The DAP/DNA device consists of a RISC processor (DAP) tightly meshed with an array of 376 processing elements (DNA). The RISC processor controls the array?s reconfiguration and also provides some basic house keeping tasks. The two-dimensional processing elements of the DNA matrix are simple but efficient building blocks capable of working in a sequential or parallel fashion. They are capable of being configured as Add/Sub/Mult, Storage RAM, and I/O elements. The DAP/DNA comes with a very high-speed interface providing industry standard connections to other devices such as Direct-IO, DDR, and PCI.
Figure 2: Block diagram of the DAP/DNA
To fully utilize the capability of the device we had to change our thought process to think in a parallel fashion to more effectively use the four parallel data streams which could be handled by the DAP/DNA. We also learned that in our applications, since we were processing information in blocks and we have some left over cycles, we could very easily reconfigure the device and make it perform additional functions for which we had a separate discrete device before.

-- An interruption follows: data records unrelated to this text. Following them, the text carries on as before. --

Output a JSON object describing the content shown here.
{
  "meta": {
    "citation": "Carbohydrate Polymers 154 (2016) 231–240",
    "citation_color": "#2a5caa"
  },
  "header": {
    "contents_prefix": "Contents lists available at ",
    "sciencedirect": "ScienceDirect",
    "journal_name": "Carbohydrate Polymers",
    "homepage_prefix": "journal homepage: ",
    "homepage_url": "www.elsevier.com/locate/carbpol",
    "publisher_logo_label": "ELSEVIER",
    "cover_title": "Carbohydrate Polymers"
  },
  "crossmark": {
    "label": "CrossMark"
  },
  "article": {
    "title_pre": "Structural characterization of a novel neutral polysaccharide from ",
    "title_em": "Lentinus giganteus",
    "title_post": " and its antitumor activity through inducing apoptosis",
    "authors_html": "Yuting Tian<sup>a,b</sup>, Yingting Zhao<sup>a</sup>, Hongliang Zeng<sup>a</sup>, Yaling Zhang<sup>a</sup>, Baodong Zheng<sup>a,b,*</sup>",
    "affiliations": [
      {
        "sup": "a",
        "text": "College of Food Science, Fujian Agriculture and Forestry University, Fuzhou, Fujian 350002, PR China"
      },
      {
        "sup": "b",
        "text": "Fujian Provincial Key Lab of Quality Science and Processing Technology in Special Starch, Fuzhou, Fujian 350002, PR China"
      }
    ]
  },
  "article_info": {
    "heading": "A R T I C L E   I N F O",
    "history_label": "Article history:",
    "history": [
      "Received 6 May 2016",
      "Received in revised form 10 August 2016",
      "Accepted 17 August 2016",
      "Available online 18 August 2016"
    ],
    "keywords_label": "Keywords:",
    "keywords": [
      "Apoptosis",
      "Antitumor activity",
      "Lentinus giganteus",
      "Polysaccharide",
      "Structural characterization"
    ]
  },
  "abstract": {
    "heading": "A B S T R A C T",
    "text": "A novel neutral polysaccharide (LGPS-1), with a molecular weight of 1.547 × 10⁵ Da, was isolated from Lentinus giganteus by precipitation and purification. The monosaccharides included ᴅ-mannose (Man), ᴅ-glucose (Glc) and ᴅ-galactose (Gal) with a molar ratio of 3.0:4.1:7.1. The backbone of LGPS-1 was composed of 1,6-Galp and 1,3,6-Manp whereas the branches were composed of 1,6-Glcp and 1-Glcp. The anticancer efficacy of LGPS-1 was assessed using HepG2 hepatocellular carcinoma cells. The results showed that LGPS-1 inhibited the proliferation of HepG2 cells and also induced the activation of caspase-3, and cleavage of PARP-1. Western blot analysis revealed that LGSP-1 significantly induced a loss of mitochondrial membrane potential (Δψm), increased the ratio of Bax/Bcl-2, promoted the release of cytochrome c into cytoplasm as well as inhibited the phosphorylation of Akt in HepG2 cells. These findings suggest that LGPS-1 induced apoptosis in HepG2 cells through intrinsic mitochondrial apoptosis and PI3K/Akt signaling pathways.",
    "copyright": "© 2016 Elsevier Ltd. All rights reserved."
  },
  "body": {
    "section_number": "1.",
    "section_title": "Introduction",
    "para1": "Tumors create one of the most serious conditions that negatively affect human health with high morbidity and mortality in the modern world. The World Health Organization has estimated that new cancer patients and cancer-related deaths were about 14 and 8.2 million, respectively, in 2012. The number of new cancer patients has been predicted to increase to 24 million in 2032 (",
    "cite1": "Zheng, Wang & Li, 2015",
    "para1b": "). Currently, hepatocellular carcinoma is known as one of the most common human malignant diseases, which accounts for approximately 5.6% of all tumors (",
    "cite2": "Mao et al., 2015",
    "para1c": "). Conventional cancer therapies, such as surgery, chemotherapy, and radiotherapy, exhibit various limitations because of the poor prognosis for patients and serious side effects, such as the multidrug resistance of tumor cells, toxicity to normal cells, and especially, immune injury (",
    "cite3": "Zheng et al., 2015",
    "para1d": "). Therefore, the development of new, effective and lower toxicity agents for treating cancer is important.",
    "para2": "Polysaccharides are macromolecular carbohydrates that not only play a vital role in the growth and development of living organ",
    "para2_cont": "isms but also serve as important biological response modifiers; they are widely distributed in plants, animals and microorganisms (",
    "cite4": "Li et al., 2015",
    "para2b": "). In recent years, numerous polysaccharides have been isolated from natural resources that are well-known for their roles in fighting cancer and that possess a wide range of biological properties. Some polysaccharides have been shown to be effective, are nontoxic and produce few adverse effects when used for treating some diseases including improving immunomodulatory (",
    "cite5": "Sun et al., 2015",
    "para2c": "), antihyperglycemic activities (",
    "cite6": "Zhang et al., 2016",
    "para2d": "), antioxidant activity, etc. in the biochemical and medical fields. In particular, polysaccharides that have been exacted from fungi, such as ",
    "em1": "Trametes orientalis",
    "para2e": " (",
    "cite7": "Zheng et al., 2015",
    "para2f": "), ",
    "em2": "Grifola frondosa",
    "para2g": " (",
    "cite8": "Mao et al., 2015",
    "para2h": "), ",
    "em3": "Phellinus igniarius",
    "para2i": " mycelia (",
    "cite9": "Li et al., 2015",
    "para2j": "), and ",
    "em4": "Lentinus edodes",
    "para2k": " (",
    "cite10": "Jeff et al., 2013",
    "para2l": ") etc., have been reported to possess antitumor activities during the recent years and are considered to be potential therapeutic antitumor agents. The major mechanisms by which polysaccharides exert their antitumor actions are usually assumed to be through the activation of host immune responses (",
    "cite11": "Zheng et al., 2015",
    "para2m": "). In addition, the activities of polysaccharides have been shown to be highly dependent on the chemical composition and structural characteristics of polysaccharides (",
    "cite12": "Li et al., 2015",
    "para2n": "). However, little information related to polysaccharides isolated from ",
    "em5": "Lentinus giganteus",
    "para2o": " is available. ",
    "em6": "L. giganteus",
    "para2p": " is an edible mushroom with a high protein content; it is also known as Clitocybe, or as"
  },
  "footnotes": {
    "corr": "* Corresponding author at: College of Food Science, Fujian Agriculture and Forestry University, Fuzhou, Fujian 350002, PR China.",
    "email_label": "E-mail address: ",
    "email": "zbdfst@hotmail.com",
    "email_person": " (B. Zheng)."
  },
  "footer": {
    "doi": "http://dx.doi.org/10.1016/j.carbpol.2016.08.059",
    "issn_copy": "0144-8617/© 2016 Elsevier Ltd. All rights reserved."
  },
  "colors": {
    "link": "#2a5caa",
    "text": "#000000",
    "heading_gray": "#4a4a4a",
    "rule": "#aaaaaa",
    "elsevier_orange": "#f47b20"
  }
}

The device also provided a low power solution, with average power consumption of a device around 2W and provided a smooth path from algorithm exploration in Mathlab/C to final device implementation in hardware. We also tried the exploration using Dataflow-C and with the help of the applications team, we were able to convert the generic C-code into Dataflow-C.
The further we understood the capabilities of the device; the more discrete devices we replaced with DAP/DNA running in time slice configuration. We ended up using the device in a time-sliced function mode (hence increasing the throughput with reduced number of resources) as well as in a multi-function mode (by using the array to perform two completely different tasks).
The learning curve was steep, but at the end, the result was worth it. We managed to get the most power-performance effective solution and provided a building block with which production systems can be built from.